Mitarbeiterzeitschriften, die es verdient haben
forum – das Magazin des Medizinischen Dienstes
Manchmal werden aus Mitschülerinnen von früher die Treiber durch die Tage von heute. Bettina ist so eine, sie hatte mir vor ein paar Tagen eine Zeitschrift vor die Haustür gelegt, die ihr – die im Medizinischen Dienst untergekommen ist: einer Art TÜV für alles Gesundheitssystemische – alle drei Monate auf den Schreibtisch flattert. ‚Lies mal‘, meinte sie.
Habe ich getan.
forum ist das Gegenteil der in Fachkreisen sprichwörtlich gewordenen diskreditierten Bäckerblume. Es ist auch keine Apotheken-Umschau, die Wissenschaftskommunikation versteht als Übersetzungsauftrag zu einer Zielgruppe einzufangender Laien, die letzten Endes Kunden sind. Die Leser:innen von forum sind keine aus kommerziellen Gründen Adressierten, sondern in erster Linie Mitarbeiter:innen (und in zweiter Linie, da online abruf- und einsehbar, alle …), die sich auskennen in aktuellen gesundheitspolitischen Diskursen und auf dem Laufenden ge- und unterhalten werden sollen mit frischen Einblicken zu tagesaktuellen Themen.

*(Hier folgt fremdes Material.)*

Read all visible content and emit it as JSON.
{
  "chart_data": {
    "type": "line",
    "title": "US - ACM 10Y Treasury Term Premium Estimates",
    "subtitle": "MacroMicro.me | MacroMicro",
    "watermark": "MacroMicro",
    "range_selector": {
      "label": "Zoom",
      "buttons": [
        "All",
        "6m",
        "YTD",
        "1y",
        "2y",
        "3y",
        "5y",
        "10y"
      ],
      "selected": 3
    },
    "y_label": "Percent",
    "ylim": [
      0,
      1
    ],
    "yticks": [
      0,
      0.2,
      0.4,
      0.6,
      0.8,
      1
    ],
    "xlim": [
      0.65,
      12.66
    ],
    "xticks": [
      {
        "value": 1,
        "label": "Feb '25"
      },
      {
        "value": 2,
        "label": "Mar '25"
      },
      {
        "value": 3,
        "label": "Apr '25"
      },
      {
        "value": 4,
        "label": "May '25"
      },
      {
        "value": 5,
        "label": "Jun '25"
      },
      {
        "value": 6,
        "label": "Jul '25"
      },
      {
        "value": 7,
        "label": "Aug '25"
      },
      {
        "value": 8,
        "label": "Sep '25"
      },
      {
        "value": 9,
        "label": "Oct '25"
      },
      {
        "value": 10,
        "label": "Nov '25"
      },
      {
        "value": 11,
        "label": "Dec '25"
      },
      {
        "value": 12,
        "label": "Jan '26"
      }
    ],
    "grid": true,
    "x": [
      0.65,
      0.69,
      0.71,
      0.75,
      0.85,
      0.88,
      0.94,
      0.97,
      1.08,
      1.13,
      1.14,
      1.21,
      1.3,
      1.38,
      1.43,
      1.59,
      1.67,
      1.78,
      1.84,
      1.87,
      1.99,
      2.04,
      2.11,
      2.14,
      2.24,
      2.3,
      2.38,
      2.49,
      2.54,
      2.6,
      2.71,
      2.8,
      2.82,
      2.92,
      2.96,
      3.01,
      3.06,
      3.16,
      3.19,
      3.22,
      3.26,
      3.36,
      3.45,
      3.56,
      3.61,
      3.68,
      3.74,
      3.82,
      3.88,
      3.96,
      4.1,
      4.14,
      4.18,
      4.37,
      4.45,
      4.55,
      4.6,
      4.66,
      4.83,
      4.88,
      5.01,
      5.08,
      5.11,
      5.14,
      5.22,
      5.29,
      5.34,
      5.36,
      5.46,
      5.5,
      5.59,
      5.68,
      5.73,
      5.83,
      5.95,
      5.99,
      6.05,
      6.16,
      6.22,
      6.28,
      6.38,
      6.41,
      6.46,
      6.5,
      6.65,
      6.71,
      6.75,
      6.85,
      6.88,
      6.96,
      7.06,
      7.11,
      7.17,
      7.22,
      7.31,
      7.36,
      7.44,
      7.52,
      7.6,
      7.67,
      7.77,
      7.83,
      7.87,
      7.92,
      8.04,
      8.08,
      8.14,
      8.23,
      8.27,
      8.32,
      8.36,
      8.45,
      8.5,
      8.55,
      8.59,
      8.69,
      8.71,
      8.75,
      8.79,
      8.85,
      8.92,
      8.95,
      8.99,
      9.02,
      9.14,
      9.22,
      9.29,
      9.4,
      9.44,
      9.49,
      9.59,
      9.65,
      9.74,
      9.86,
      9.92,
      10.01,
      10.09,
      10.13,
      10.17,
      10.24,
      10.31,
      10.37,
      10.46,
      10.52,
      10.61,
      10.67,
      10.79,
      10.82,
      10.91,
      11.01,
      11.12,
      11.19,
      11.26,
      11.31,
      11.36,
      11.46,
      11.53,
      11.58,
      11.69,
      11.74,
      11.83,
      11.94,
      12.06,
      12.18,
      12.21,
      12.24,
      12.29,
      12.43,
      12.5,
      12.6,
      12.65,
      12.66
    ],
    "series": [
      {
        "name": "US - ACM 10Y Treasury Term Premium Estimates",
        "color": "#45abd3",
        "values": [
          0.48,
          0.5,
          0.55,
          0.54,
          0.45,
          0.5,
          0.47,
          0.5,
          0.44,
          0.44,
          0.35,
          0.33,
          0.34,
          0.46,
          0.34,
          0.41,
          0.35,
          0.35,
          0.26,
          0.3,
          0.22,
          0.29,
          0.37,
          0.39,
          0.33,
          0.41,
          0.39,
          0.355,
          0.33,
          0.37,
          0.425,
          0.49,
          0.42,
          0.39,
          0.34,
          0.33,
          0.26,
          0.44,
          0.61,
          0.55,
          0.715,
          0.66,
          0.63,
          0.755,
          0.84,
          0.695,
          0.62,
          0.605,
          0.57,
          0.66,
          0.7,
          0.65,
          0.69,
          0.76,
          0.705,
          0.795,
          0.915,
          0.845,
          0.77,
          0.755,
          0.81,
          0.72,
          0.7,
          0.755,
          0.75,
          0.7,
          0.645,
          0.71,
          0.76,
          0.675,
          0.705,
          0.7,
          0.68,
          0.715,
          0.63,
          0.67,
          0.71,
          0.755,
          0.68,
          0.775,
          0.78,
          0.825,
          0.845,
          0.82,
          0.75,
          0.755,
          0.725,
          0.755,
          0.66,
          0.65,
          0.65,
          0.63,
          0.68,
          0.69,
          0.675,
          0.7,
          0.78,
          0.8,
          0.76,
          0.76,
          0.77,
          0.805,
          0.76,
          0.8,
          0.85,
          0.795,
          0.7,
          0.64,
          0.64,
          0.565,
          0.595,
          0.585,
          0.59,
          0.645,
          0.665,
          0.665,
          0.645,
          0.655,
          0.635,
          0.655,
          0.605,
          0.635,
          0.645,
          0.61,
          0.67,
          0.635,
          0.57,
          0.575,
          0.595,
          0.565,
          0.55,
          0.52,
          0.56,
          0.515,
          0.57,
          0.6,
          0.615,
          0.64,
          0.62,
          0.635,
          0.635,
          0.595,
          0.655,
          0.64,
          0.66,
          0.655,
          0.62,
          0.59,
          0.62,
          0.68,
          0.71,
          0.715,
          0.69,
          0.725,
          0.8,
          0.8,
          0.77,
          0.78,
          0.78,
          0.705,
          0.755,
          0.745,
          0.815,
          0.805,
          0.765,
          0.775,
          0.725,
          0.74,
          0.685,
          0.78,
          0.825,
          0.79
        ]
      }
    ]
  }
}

Heft 2/2022 nimmt eine:n mit auf einen Trip durch das Schwerpunktthema Gendermedizin, das in sieben Beiträgen von Fachjournalist:innen aufgefächert wird in seine vielen Verästelungen. Mit geschlechtersensiblem Impuls wird – im Ton manchmal etwas reduktionistisch, weil biologistisch-essenziell argumentierend, dennoch fair und ausgewogen – über den state of the art in der Medikamentenforschung und die Unterschiede des Leidens und der Leiden von Betroffenen berichtet. Dort gibt es eine offenkundig aufsozialisierte Tendenz zur Sexus-unterscheidenden Diagnostik mit Folgen für die Medikamentenforschung, die zu weiteren Pfadabhängigkeiten in der Behandlung führt: „So werden Männer, die an einer bisher nicht diagnostizierten Multiplen Sklerose leiden, häufiger zur Orthopädie geschickt, Frauen zum Psychiater“ (Silke Jäger). Ein gender bias bei denen, die dazu forschen, findet sich: „40 Fakultäten und 38 Männer“ („Bislang vor allem Frauensache“, Uwe Hentschel). Außerdem gibt es Korrektive, um ein ganzheitliches Bild zu zeichnen, auch wenn diese Ganzheitlichkeit eine alles in allem binäre bleibt: m oder w und kein d. Christian Beneker zum Beispiel führt aus über „Caring Masculinity“.
Gendermedizin wird mehr als angemessen aufgerissen. Das Heft hat auch noch anderes parat, das ähnlich aufgezogen wird und trotz der Textwüsten, die man einfach durchdursten muss als Leser:in, professionell aufgemacht ist mit cleverem Layout. Genau hinschauen lohnt sich. Zu entdecken sind zu Stethoskopen geformte Silhouetten von männlichen oder weiblichen Gesichtern oder kleine Bällchen vor Fußballtörchen, die in Pissoirs zum Zielpinkeln animieren zum Thema ‚nudging‘, dem sanften Stupsen hin zum Befolgen intrinsischer Motivation, die auch darin bestehen kann, dass sich die Salatbar in der Mitarbeiterkantine gleich am Eingang befindet („Die subtile Macht der Wahlhelfer“, Silke Heller-Jung).